Breezed through this well-written and humorous memoir about disability. Puts into perspective the things we take for granted and the little victories that drive us forward. Two thumbs down for the Canadian healthcare system tho
After all the horror I've been reading, this was a very relaxing break. I enjoyed all the Canadian content and the settings, and it was nice to just read about a queer person making friends and trying to navigate her life with her disabilities. Definitely a recommended read for anyone new to having a chronic health condition, or with family or friends who have it. A fairly well written snack of a book, not too heavy.
I've enjoyed following Drolet on social media (love her illustrations, beginning with the sewer rats of New York), so when I was in Montreal this month I made sure to seek out a copy of her memoir. And no surprise, it's great! She's a really lovely storyteller to spend time with.
This was such a beautiful memoir! It was funny, but also deeply relatable. As someone with endometriosis, Gabrielle’s use of humour during all-things-chronic-pain helped me come to terms with similar experiences I’ve had myself — and it made me feel less alone.
fantastic. THE audiobook of all time. gobbled this up through my ears so fast. the one regret i have in consuming this via audio is that i didn’t get to see the drawings, which i’m sure were fantastic. a beautiful, cleverly written collection of stories that progress through time and space in a very natural way. a love letter to montreal, to friendship and to writing and to the self and the body, and a profound reminder to take life one day at a time and enjoy every little moment.
i really loved this book, so much so that i read it in one sitting. it was thought-provoking, especially for someone like me who is also disabled. thank you, gabrielle :)

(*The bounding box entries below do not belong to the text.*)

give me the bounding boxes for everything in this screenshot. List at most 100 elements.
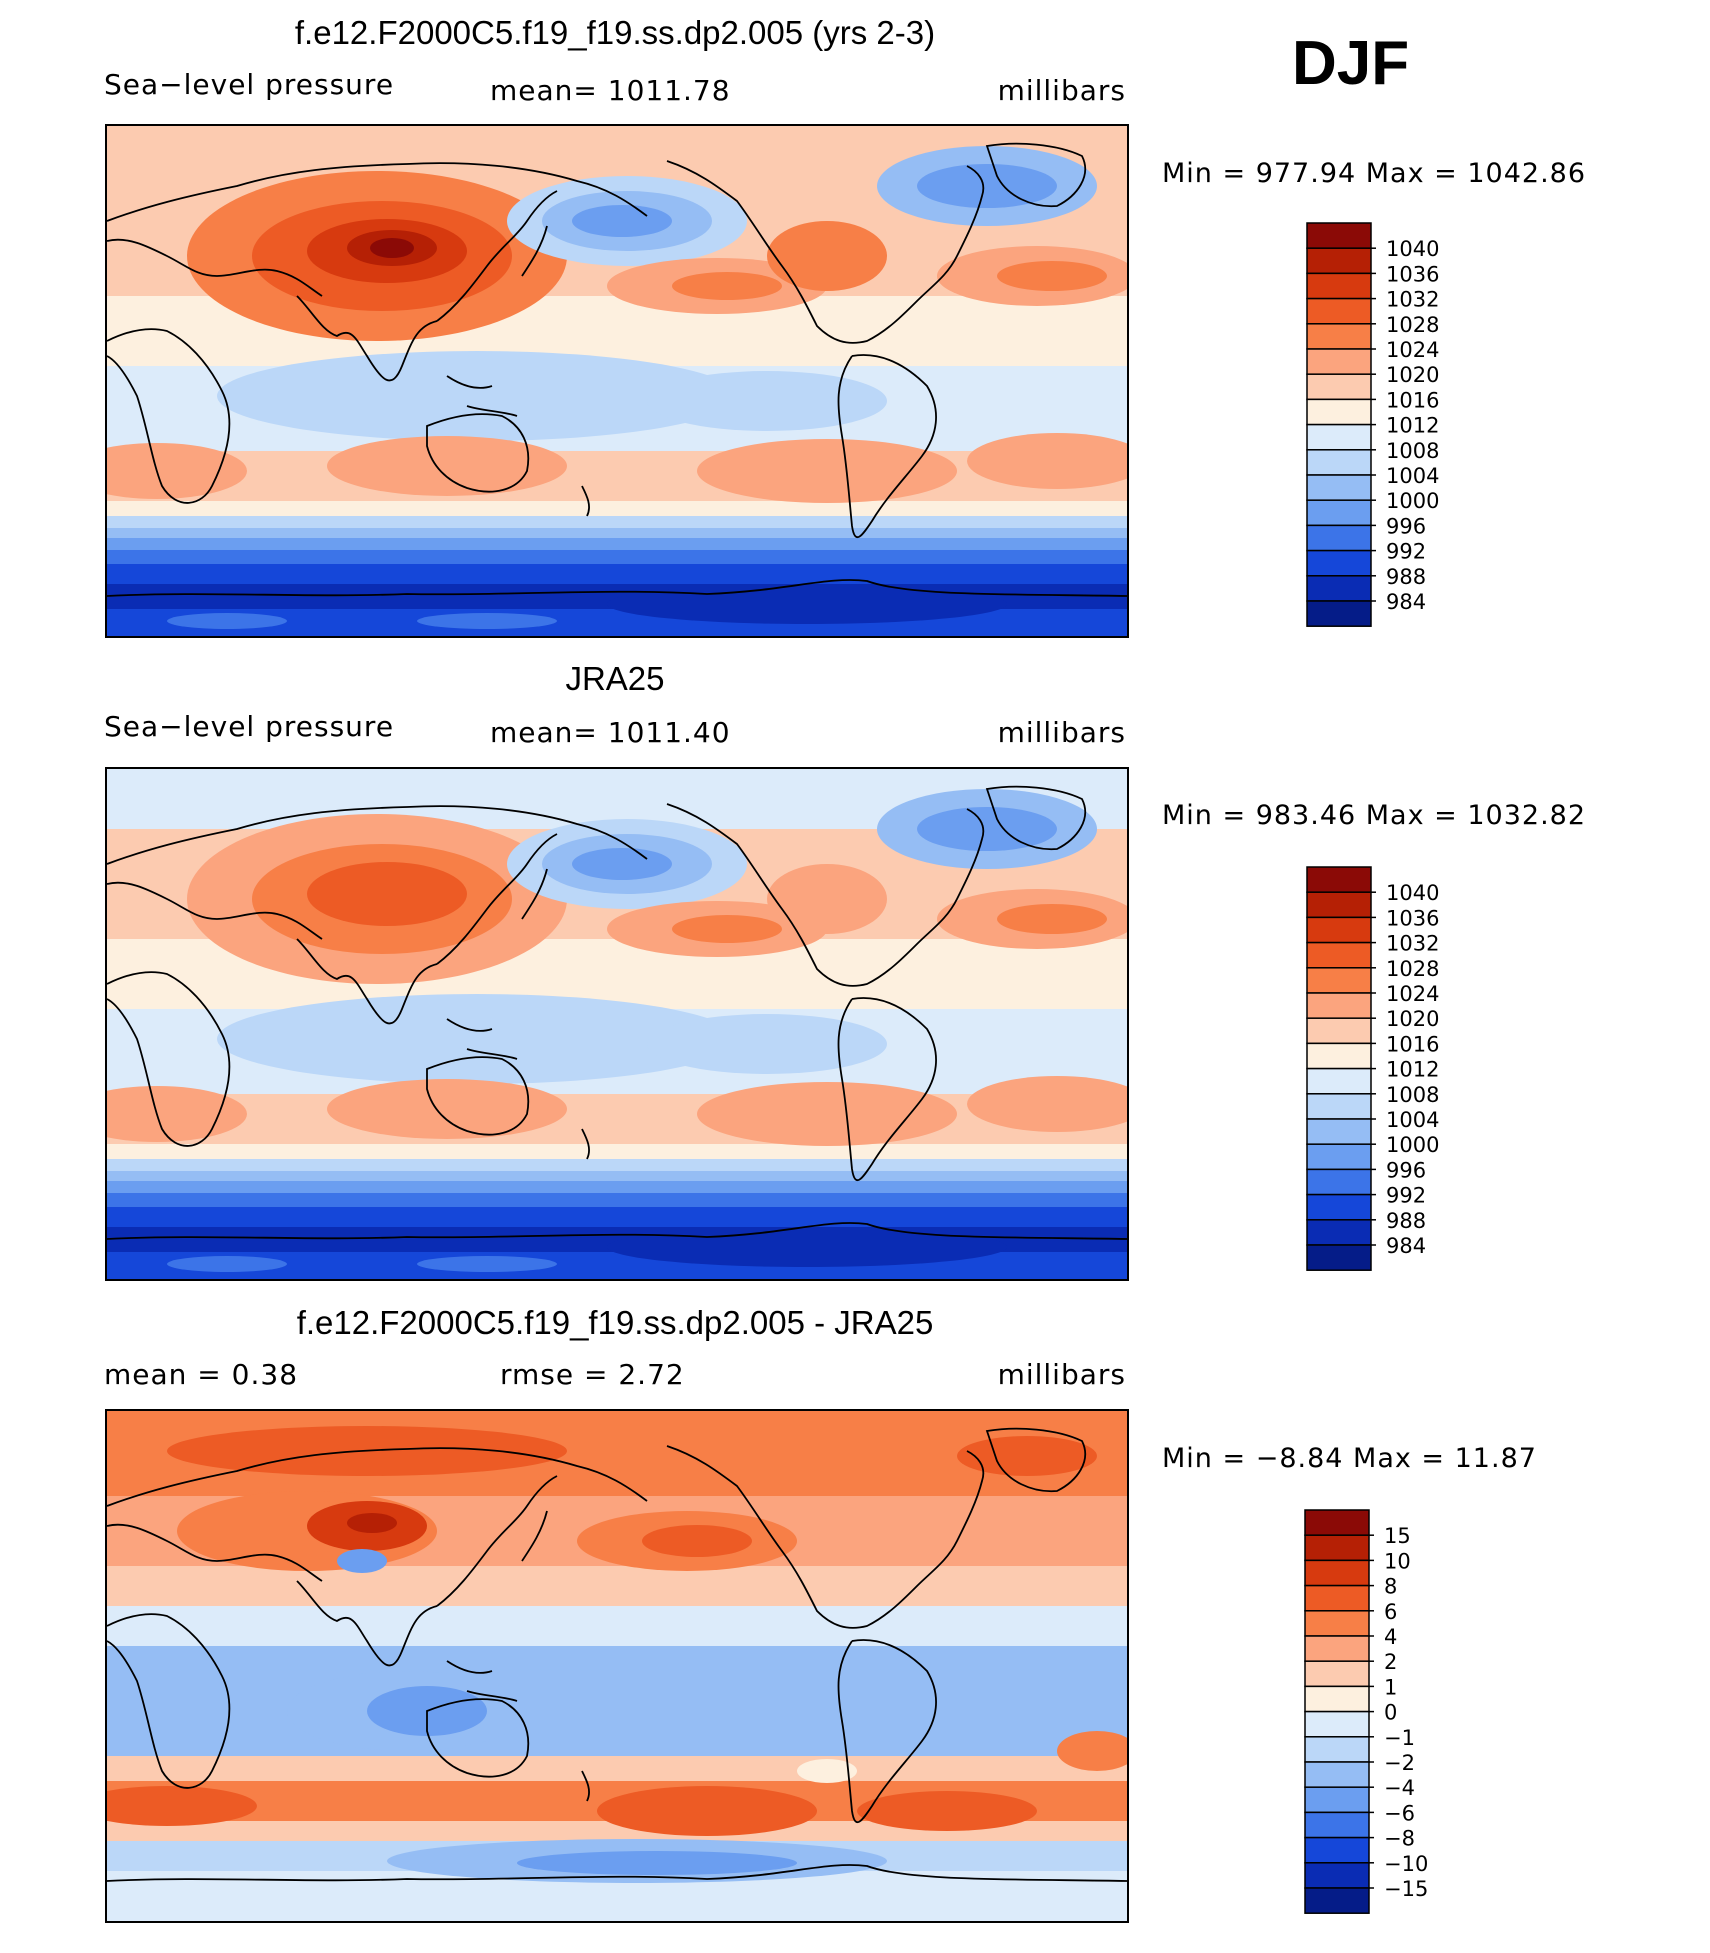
coastline bbox=[985, 785, 1087, 851]
coastline bbox=[296, 1580, 438, 1667]
map-svg bbox=[107, 1411, 1127, 1921]
colorbar-swatch bbox=[1306, 1143, 1372, 1171]
colorbar-swatch bbox=[1306, 323, 1372, 350]
panel-2-units-label: millibars bbox=[997, 716, 1126, 749]
coastline bbox=[107, 579, 1127, 597]
colorbar-tick-label: 1008 bbox=[1386, 1083, 1439, 1107]
colorbar-tick-label: 984 bbox=[1386, 1234, 1426, 1258]
panel-2-colorbar: 1040 1036 1032 1028 1024 1020 1016 1012 1008 1004… bbox=[1306, 866, 1496, 1273]
colorbar-swatch bbox=[1306, 1042, 1372, 1070]
colorbar-tick-label: 984 bbox=[1386, 590, 1426, 614]
colorbar-tick-label: 988 bbox=[1386, 565, 1426, 589]
panel-3-minmax: Min = −8.84 Max = 11.87 bbox=[1162, 1443, 1537, 1474]
coastline bbox=[436, 833, 558, 965]
coastline bbox=[446, 1660, 518, 1702]
colorbar-swatch bbox=[1306, 992, 1372, 1019]
colorbar-swatch bbox=[1306, 474, 1372, 501]
panel-2-variable-label: Sea−level pressure bbox=[104, 710, 395, 743]
colorbar-swatch bbox=[1306, 1118, 1372, 1145]
season-label: DJF bbox=[1292, 29, 1410, 98]
coastline bbox=[666, 1445, 985, 1629]
colorbar-tick-label: 1036 bbox=[1386, 906, 1439, 930]
panel-3-colorbar: 15 10 8 6 4 2 1 0 −1 −2 −4 −6 −8 −10 −15 bbox=[1304, 1509, 1494, 1916]
colorbar-swatch bbox=[1304, 1811, 1370, 1839]
panel-2-map bbox=[105, 767, 1129, 1281]
coastline bbox=[296, 295, 438, 382]
panel-2-minmax: Min = 983.46 Max = 1032.82 bbox=[1162, 800, 1587, 831]
panel-1-variable-label: Sea−level pressure bbox=[104, 68, 395, 101]
colorbar-tick-label: 1024 bbox=[1386, 338, 1439, 362]
colorbar-swatch bbox=[1306, 1244, 1372, 1271]
coastline bbox=[426, 1698, 530, 1778]
colorbar-swatch bbox=[1306, 600, 1372, 627]
colorbar-tick-label: 1040 bbox=[1386, 237, 1439, 261]
colorbar-tick-label: 1004 bbox=[1386, 464, 1439, 488]
colorbar-swatch bbox=[1306, 222, 1372, 249]
colorbar-tick-label: 992 bbox=[1386, 540, 1426, 564]
panel-1-map bbox=[105, 124, 1129, 638]
colorbar-swatch bbox=[1304, 1534, 1370, 1562]
colorbar-tick-label: 1040 bbox=[1386, 881, 1439, 905]
coastline bbox=[837, 997, 937, 1182]
panel-1-mean-label: mean= 1011.78 bbox=[490, 74, 731, 107]
colorbar-swatch bbox=[1304, 1862, 1370, 1889]
colorbar-swatch bbox=[1306, 916, 1372, 944]
colorbar-swatch bbox=[1306, 1193, 1372, 1221]
colorbar-tick-label: 1004 bbox=[1386, 1108, 1439, 1132]
colorbar-swatch bbox=[1306, 524, 1372, 552]
coastline bbox=[436, 190, 558, 322]
colorbar-tick-label: 8 bbox=[1384, 1575, 1397, 1599]
coastline bbox=[107, 971, 231, 1147]
colorbar-tick-label: −1 bbox=[1384, 1726, 1415, 1750]
colorbar-tick-label: −4 bbox=[1384, 1776, 1415, 1800]
coastline bbox=[436, 1475, 558, 1607]
colorbar-swatch bbox=[1304, 1786, 1370, 1814]
colorbar-swatch bbox=[1306, 549, 1372, 577]
coastline bbox=[107, 328, 231, 504]
coastline bbox=[521, 868, 548, 920]
coastline bbox=[107, 1222, 1127, 1240]
colorbar-tick-label: 1008 bbox=[1386, 439, 1439, 463]
coastline bbox=[666, 160, 985, 344]
coastline bbox=[107, 1447, 648, 1507]
panel-3-mean-label: mean = 0.38 bbox=[104, 1358, 299, 1391]
colorbar-tick-label: 1032 bbox=[1386, 932, 1439, 956]
colorbar-tick-label: 1016 bbox=[1386, 1032, 1439, 1056]
colorbar-swatch bbox=[1306, 423, 1372, 451]
colorbar-swatch bbox=[1304, 1660, 1370, 1688]
coastline bbox=[521, 225, 548, 277]
coastline bbox=[581, 1128, 590, 1160]
colorbar-swatch bbox=[1306, 449, 1372, 476]
colorbar-tick-label: 1032 bbox=[1386, 288, 1439, 312]
coastline bbox=[296, 938, 438, 1025]
colorbar-swatch bbox=[1306, 247, 1372, 275]
colorbar-tick-label: −10 bbox=[1384, 1852, 1428, 1876]
colorbar-swatch bbox=[1306, 1017, 1372, 1045]
colorbar-swatch bbox=[1304, 1509, 1370, 1536]
colorbar-tick-label: 1012 bbox=[1386, 1058, 1439, 1082]
coastline bbox=[107, 162, 648, 222]
coastline bbox=[426, 413, 530, 493]
panel-1-title: f.e12.F2000C5.f19_f19.ss.dp2.005 (yrs 2-… bbox=[294, 14, 936, 51]
colorbar-swatch bbox=[1306, 967, 1372, 994]
colorbar-tick-label: −6 bbox=[1384, 1801, 1415, 1825]
colorbar-tick-label: 1028 bbox=[1386, 313, 1439, 337]
colorbar-swatch bbox=[1306, 398, 1372, 426]
colorbar-swatch bbox=[1304, 1836, 1370, 1864]
colorbar-tick-label: 2 bbox=[1384, 1650, 1397, 1674]
coastline bbox=[837, 1639, 937, 1824]
colorbar-swatch bbox=[1304, 1610, 1370, 1637]
coastline bbox=[837, 354, 937, 539]
colorbar-swatch bbox=[1306, 941, 1372, 969]
colorbar-tick-label: −15 bbox=[1384, 1877, 1428, 1901]
colorbar-svg: 1040103610321028102410201016101210081004… bbox=[1306, 222, 1439, 627]
colorbar-swatch bbox=[1306, 373, 1372, 401]
colorbar-tick-label: 1036 bbox=[1386, 262, 1439, 286]
colorbar-swatch bbox=[1306, 1219, 1372, 1246]
colorbar-swatch bbox=[1304, 1761, 1370, 1788]
colorbar-tick-label: −2 bbox=[1384, 1751, 1415, 1775]
colorbar-tick-label: 10 bbox=[1384, 1549, 1411, 1573]
panel-3-map bbox=[105, 1409, 1129, 1923]
coastline bbox=[581, 1770, 590, 1802]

I’m a slow reader but I really resonated with this book and didn’t put it down till I was done. Going through a big upheaval myself right now, I really resonated with her strong resolve and her approach to this massive change with humour. My struggle is definitely not the same, but in this moment I felt a connection to someone I didn’t know, knowing that things can only get better if you work to make it so. Gabrielle you will always be famous
A beautiful collection of stories that sheds light on how living with and developing a disability at such a young age affects more aspects of life than most people probably think. The author does a great job at bringing us through the trials and tribulations she’s faced. Read this is one sitting!